Kalau dulu kolektor ingin membeli karya seni biasanya mereka bukan saja mengenal senimannya atau memahami pemikiran, konsep, dan proses berkaryanya, mereka memang suka dengan seniman maupun karya-karyanya. Karya tersebut dibeli untuk kepuasan batin mereka sendiri. Sedangkan di mata investor, keingintahuan mereka akan pemikiran dan konsep itu lebih dari sudut pandang apakah mungkin seniman ini menjadi besar dan mahal harganya di kemudian hari. Kepuasan batin mereka adalah ketika menjual karya-karya seniman itu dengan keuntungan.
Bagi galeri dan seniman yang serius jelas hal ini menggembirakan sekaligus memusingkan kepala. Sebagai galeri dan manager dari seniman-seniman yang ada di bawah naungan Edwin`s Gallery, jelas saya tidak bisa sekadar menaikkan harga karya-karya seniman-seniman saya mengikuti perkembangan harga di balai lelang.
Untuk menjadi seniman yang berhasil, ia harus punya track record dan reputasi yang baik. Dapat berpameran di museum yang terkenal dan dihormati jelas menjadi impian setiap seniman. Untuk meraih itu biasanya dimulai dari bawah, pameran di galeri-galeri, baru setelah diakui keberadaannya bisa naik ke jenjang institusi seni dan museum baik di dalam maupun luar negeri. Karya yang terlampau mahal harganya untuk ukuran internasional (dibandingkan dengan harga-harga seniman yang setara perjalanan keseniannya di negara lain), jelas mempersulit seniman untuk berpameran di luar negeri dan membangun reputasi. Jika ada perselisihan harga antara harga jual karya seorang seniman di galeri dan di balai lelang jelas memancing pihak-pihak tertentu untuk mendapatkan karya tersebut untuk dilelang demi keuntungan semata.

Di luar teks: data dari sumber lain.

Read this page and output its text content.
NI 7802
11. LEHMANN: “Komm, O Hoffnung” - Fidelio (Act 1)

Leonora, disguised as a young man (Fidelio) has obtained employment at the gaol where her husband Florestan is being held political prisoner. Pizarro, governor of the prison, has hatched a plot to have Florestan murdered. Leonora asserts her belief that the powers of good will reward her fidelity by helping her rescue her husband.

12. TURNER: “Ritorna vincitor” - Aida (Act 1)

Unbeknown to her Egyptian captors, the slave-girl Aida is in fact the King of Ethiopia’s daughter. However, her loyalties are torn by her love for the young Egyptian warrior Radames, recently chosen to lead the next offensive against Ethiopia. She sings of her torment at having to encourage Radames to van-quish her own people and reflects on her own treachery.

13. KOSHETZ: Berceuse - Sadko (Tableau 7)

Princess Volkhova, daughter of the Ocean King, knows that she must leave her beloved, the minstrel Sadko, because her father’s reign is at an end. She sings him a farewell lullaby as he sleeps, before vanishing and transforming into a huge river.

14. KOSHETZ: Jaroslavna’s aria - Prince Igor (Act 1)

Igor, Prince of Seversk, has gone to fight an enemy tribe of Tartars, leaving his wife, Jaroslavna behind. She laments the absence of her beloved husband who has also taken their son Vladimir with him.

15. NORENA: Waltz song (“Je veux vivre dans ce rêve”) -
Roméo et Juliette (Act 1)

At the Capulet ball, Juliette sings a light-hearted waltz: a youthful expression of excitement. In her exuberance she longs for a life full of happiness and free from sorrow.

Karena visi galeri dalam membantu seniman membangun reputasinya, maka tidak mungkin galeri sekadar menjual karya seniman sebanyak mungkin tanpa memikirkan side effects-nya. Di satu sisi, galeri tidak bisa menjual karya senimannya mengikuti harga di lelang karena dia harus bisa membawa senimannya untuk pameran di luar negeri dengan harga karya yang kompetitif dibandingkan dengan seniman yang setara di sana. Di sisi lain, galeri pun berkewajiban memperluas kolektor senimannya.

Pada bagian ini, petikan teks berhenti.